PHOTO | CRITIQUE

Lorna Simpson

PAriane Carmignac
@31 Déc 2004

Pour sa première exposition personnelle en France, Lorna Simpson présente une double vidéo, un film et des photos sur le double thème de la race et du genre. La femme noire entre reconnaissance sociale et dépendance aux hommes.

Lorna Simpson, pour sa première exposition en France, présente deux courts films, Corridor et Cloudscape, qui mettent chacun en scène des personnages noirs américains, deux femmes et un homme.
Ce sont, d’abord, les images tirées de ces films — naturellement présentées, elles, en pleine lumière — qui attirent et séduisent l’œil, grâce à une beauté plastique convoquant tout un jeu de citations : Vermeer, Delacroix, etc.

Le premier film, Cloudscape, est une confrontation (muette, pourrait-on dire) entre deux espaces et deux temporalités, que seule rapproche peut-être l’unique actrice jouant les deux rôles d’une femme noire aux XVIIIe et XXe siècles, et par là incarnant une certaine immuabilité de la condition réservée aux Américaines noires (en un curieux palimpseste où les images se côtoient pour mieux montrer leurs décalages, mais aussi pour mieux provoquer d’irrésistibles échos).

L’écran est partagé en deux par une ligne verticale, qui délimite le jeu de deux scènes contiguës, où apparaissent respectivement deux femmes dans leurs intérieurs et « dans » leurs occupations quotidiennes : l’une, incarnation d’un « jadis » qui, à tout prendre, pourrait aussi bien n’être qu’un « naguère », l’autre, figure de proue d’une modernité enfin trouvée.

Deux musiques diffusées en simultané, où parfois l’une prend le pas sur l’autre — semblant ainsi marquer le lien secret, intime, qui marque ces deux univers —, accompagnent le film ; mais ces mélodies semblent tout aussi bien signaler le jeu (l’interstice), l’hiatus entre les deux séquences filmées, où l’œil aurait tendance à rétablir une symétrie inexistante.

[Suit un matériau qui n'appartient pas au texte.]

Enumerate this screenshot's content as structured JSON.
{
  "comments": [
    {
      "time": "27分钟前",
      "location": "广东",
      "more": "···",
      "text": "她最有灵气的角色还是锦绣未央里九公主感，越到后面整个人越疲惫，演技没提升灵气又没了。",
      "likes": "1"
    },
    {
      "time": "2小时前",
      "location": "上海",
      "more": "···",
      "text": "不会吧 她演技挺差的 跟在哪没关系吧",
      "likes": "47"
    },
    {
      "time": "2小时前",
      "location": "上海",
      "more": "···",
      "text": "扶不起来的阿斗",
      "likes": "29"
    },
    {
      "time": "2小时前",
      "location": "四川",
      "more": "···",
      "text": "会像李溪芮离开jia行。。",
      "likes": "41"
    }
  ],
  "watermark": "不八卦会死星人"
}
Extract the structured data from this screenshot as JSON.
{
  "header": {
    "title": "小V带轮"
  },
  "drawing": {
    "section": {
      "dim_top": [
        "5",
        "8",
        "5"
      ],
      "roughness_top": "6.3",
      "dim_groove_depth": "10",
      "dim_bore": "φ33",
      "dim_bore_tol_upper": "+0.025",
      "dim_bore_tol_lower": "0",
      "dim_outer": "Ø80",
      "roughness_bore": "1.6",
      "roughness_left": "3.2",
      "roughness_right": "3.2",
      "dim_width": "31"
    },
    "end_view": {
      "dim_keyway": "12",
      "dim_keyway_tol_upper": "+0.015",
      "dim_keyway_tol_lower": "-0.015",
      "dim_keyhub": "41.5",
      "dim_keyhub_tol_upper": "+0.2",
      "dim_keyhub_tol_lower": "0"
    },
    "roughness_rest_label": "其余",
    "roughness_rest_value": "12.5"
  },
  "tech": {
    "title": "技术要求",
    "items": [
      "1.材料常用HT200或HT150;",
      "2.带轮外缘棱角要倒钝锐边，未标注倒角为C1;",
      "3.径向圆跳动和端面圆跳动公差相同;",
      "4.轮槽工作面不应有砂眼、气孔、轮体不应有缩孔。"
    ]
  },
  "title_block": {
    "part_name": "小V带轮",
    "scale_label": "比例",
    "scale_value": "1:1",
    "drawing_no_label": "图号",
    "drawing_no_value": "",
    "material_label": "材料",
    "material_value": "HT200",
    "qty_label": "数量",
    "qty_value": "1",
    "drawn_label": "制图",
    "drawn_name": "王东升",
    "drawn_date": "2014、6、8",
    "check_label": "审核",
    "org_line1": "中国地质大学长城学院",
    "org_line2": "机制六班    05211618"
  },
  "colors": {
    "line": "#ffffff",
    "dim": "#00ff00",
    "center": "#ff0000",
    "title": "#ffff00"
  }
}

Corridor présente un homme noir, debout, seul dans le brouillard de la nuit, sifflant un air du XVIIIe siècle, symbole de la désillusion et de la condition des esclaves noirs en Amérique : où la seule performance artistique rejoint la commémoration solennelle de la tradition, et surtout prolonge et renouvelle la manifestation de la révolte, à mi-chemin entre l’hommage et une lutte perpétuée.

Lorna Simpson :
— Corridor (Night), 2003. Tirage chromogénique contrecollé sur plexiglass. 69 x 183 cm.
— Corridor (Phone), 2003. Tirage chromogénique contrecollé sur plexiglass. 69 x 183 cm.
— Corridor (Split), 2003. Tirage chromogénique contrecollé sur plexiglass. 57 x 115 cm.
— Corridor (Inkwell), 2003. Tirage chromogénique contrecollé sur plexiglass. 50 x 102 cm.
— Corridor (Night III), 2003. Tirage chromogénique contrecollé sur plexiglass. 69 x 183 cm.
— Corridor (Chair), 2003. Tirage chromogénique contrecollé sur plexiglass. 50 x 102 cm.
— Corridor (Bulb), 2003. Tirage chromogénique contrecollé sur plexiglass. 50 x 102 cm.
— Corridor, 2003. Vidéo transférée sur DVD, double projection sonore. 13’ 49.
— Cloudscape, 2004. Tirage argentique. 48 x 47,5 cm.
— Cloudscape, 2004. Film noir et blanc sonore en 16 mm transféré sur DVD. 4’ 34.